Einer der wichtigsten Mitarbeiter am Theater Oberhausen geht in Pension. Um den Abschied des Musikalischen Leiters, Otto Beatus, zu würdigen, feierten die Oberhausener am ersten Novemberwochenende zwei Tage lang, womit Beatus unter anderem das Theater geprägt hat: Musiktheater für junge und jung gebliebene Leute.

Zum Abschied rockte er noch einmal kräftig durch: Otto Beatus, das musikalische „Mädchen für alles“ am Theater Oberhausen, das Anfang Dezember in den Ruhestand tritt. Pünktlich zu seinem 65. Geburtstag, obwohl ihn die Oberhausener nur ungern ziehen lassen und der „Pensionär“ weder gesundheitlich noch kreativ die geringsten Ermüdungserscheinungen erkennen lässt.
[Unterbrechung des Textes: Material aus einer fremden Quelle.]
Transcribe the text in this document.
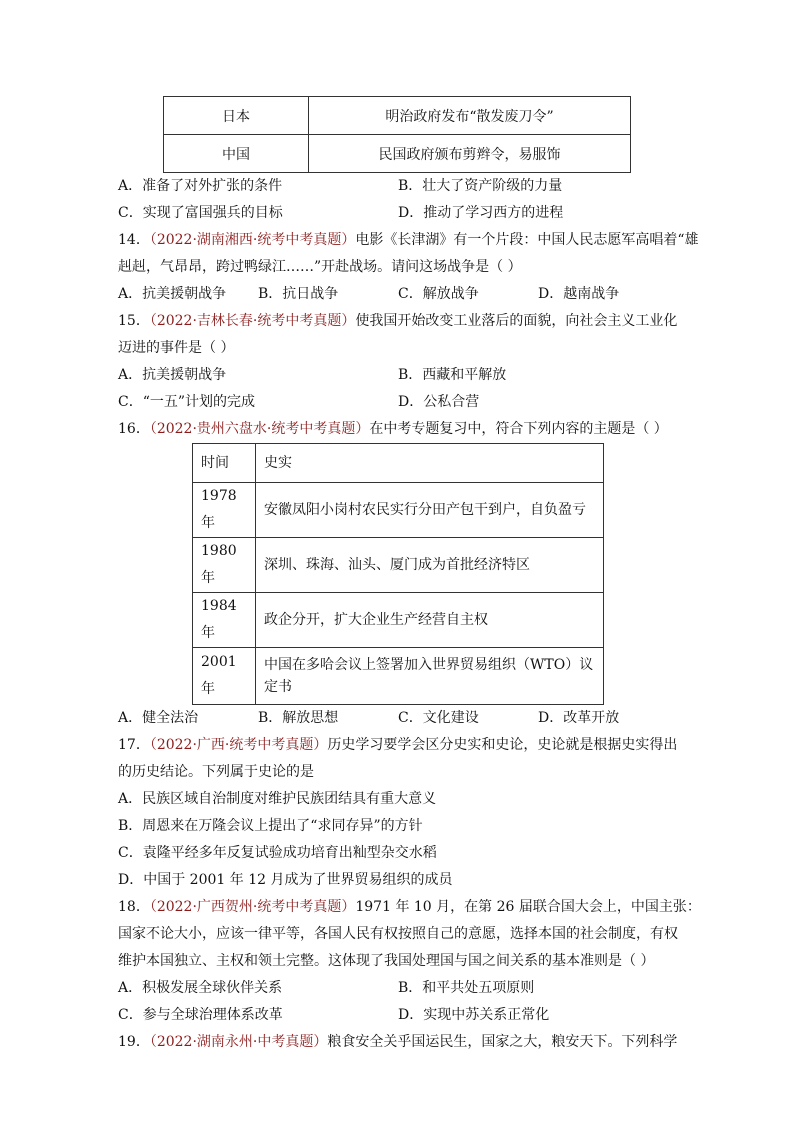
日本	明治政府发布“散发废刀令”
中国	民国政府颁布剪辫令，易服饰
A．准备了对外扩张的条件	B．壮大了资产阶级的力量
C．实现了富国强兵的目标	D．推动了学习西方的进程
14．（2022·湖南湘西·统考中考真题）电影《长津湖》有一个片段：中国人民志愿军高唱着“雄
赳赳，气昂昂，跨过鸭绿江……”开赴战场。请问这场战争是（ ）
A．抗美援朝战争	B．抗日战争	C．解放战争	D．越南战争
15．（2022·吉林长春·统考中考真题）使我国开始改变工业落后的面貌，向社会主义工业化
迈进的事件是（ ）
A．抗美援朝战争	B．西藏和平解放
C．“一五”计划的完成	D．公私合营
16．（2022·贵州六盘水·统考中考真题）在中考专题复习中，符合下列内容的主题是（ ）
时间	史实
1978年	安徽凤阳小岗村农民实行分田产包干到户，自负盈亏
1980年	深圳、珠海、汕头、厦门成为首批经济特区
1984年	政企分开，扩大企业生产经营自主权
2001年	中国在多哈会议上签署加入世界贸易组织（WTO）议定书
A．健全法治	B．解放思想	C．文化建设	D．改革开放
17．（2022·广西·统考中考真题）历史学习要学会区分史实和史论，史论就是根据史实得出
的历史结论。下列属于史论的是
A．民族区域自治制度对维护民族团结具有重大意义
B．周恩来在万隆会议上提出了“求同存异”的方针
C．袁隆平经多年反复试验成功培育出籼型杂交水稻
D．中国于 2001 年 12 月成为了世界贸易组织的成员
18．（2022·广西贺州·统考中考真题）1971 年 10 月，在第 26 届联合国大会上，中国主张：
国家不论大小，应该一律平等，各国人民有权按照自己的意愿，选择本国的社会制度，有权
维护本国独立、主权和领土完整。这体现了我国处理国与国之间关系的基本准则是（ ）
A．积极发展全球伙伴关系	B．和平共处五项原则
C．参与全球治理体系改革	D．实现中苏关系正常化
19．（2022·湖南永州·中考真题）粮食安全关乎国运民生，国家之大，粮安天下。下列科学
Er tritt freiwillig zurück, auch wenn er sein ganzes Leben lang „nur mit dem Theater verheiratet“ war und den Ruhestand nicht im Schoß einer Familie genießen kann.

Diese Prüfung mit dem Risiko, in ein „privates Loch“ fallen zu können, nimmt er bewusst in Kauf. „Es ist meine volle Entscheidung, mir die Freiheit zu nehmen, mein Leben neu zu gestalten“, sagt Beatus. Dafür sucht er zunächst Abstand und erfüllt sich einen lang gehegten Traum. Er reist für zehn Wochen ans andere Ende der Welt, nach Neuseeland, allein mit seinem Rucksack, um Land, Leute und die Natur zu erkunden. Da sucht er auch den Sommer, während er hier frieren müsste. Danach möchte er als freier Künstler noch einige Projekte realisieren, die ihn schon lange bewegen: Schuberts „Winterreise“ als Rock-Projekt, eine Udo-Lindenberg-Kreation „mit vier Frauen“. Und auch zu David Bowie und Neil Young fiele ihm noch manches ein.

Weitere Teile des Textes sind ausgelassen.